Hans Capon (links) und Heinrich von Skalitz sind dicke Freunde trotz unterschiedlichem Status.
Hans Capon (links) und Heinrich von Skalitz sind dicke Freunde trotz unterschiedlichem Status.
Quelle: Philipp Rüegg

Hans’ Onkel gehört zur Widerstandsbewegung und ist König Wenzel, dem rechtmässigen Herrscher über das böhmische Reich, treu ergeben. Dieser wird aber von seinem Bruder Sigismund gefangen gehalten. Hans soll zusammen mit Heinrich einem potenziellen Verbündeten ein wichtiges Dokument überbringen.

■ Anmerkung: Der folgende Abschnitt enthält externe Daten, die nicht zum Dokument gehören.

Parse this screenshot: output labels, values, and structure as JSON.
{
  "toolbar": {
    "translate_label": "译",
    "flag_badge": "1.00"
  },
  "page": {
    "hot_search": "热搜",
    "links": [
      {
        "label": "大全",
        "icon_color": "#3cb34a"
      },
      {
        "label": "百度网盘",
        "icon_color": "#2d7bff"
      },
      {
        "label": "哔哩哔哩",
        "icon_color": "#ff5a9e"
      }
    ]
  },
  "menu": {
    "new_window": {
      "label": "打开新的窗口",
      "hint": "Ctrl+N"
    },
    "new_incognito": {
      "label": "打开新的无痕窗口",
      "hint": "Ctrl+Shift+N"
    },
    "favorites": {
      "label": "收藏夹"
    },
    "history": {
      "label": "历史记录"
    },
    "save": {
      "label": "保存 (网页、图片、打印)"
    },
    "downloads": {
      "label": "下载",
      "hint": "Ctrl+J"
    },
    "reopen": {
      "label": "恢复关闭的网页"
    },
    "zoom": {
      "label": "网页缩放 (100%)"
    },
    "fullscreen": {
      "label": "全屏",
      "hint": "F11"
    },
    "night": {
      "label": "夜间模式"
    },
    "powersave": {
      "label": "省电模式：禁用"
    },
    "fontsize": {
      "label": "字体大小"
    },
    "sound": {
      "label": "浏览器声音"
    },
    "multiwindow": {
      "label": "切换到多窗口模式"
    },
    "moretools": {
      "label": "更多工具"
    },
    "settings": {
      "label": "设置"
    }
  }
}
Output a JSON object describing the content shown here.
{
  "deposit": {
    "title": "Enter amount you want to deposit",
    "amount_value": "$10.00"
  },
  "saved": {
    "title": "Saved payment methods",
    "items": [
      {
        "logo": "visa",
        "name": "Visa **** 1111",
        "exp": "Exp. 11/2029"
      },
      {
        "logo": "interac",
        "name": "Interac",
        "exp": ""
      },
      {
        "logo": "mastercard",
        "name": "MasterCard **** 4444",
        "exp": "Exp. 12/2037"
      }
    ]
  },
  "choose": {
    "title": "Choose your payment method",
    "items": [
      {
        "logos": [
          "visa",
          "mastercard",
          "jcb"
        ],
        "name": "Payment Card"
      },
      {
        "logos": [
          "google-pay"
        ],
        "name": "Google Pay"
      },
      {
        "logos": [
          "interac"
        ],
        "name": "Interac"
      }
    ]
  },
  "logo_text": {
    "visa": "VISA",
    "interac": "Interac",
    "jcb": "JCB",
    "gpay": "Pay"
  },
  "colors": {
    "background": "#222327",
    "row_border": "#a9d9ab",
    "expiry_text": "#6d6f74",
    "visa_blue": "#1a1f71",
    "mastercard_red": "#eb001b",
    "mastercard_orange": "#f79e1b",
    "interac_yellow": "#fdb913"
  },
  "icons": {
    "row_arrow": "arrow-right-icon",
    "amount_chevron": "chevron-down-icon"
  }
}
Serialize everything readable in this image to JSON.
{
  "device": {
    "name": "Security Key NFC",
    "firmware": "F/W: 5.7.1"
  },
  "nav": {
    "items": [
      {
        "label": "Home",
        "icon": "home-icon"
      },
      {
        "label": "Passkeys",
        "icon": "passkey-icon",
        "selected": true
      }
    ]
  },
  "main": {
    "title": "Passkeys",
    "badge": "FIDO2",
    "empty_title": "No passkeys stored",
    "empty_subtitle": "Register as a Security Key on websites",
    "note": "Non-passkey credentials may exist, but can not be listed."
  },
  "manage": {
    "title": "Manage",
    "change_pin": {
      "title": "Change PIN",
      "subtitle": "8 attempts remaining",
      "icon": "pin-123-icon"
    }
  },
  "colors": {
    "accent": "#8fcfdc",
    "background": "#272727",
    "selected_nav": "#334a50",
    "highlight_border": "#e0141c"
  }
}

Die Geschichte ist eigentlich simpel, trotzdem habe ich regelmässig den Faden verloren. Dafür gibt es zu viele Namen, Adelstitel und Städte, die ich mir merken muss. Spannend und vor allem glaubhaft erzählt sind die politischen Intrigen dennoch. Unter anderem auch, weil die meisten Figuren historischen Personen nachempfunden sind, genau wie die Story und die Geographie.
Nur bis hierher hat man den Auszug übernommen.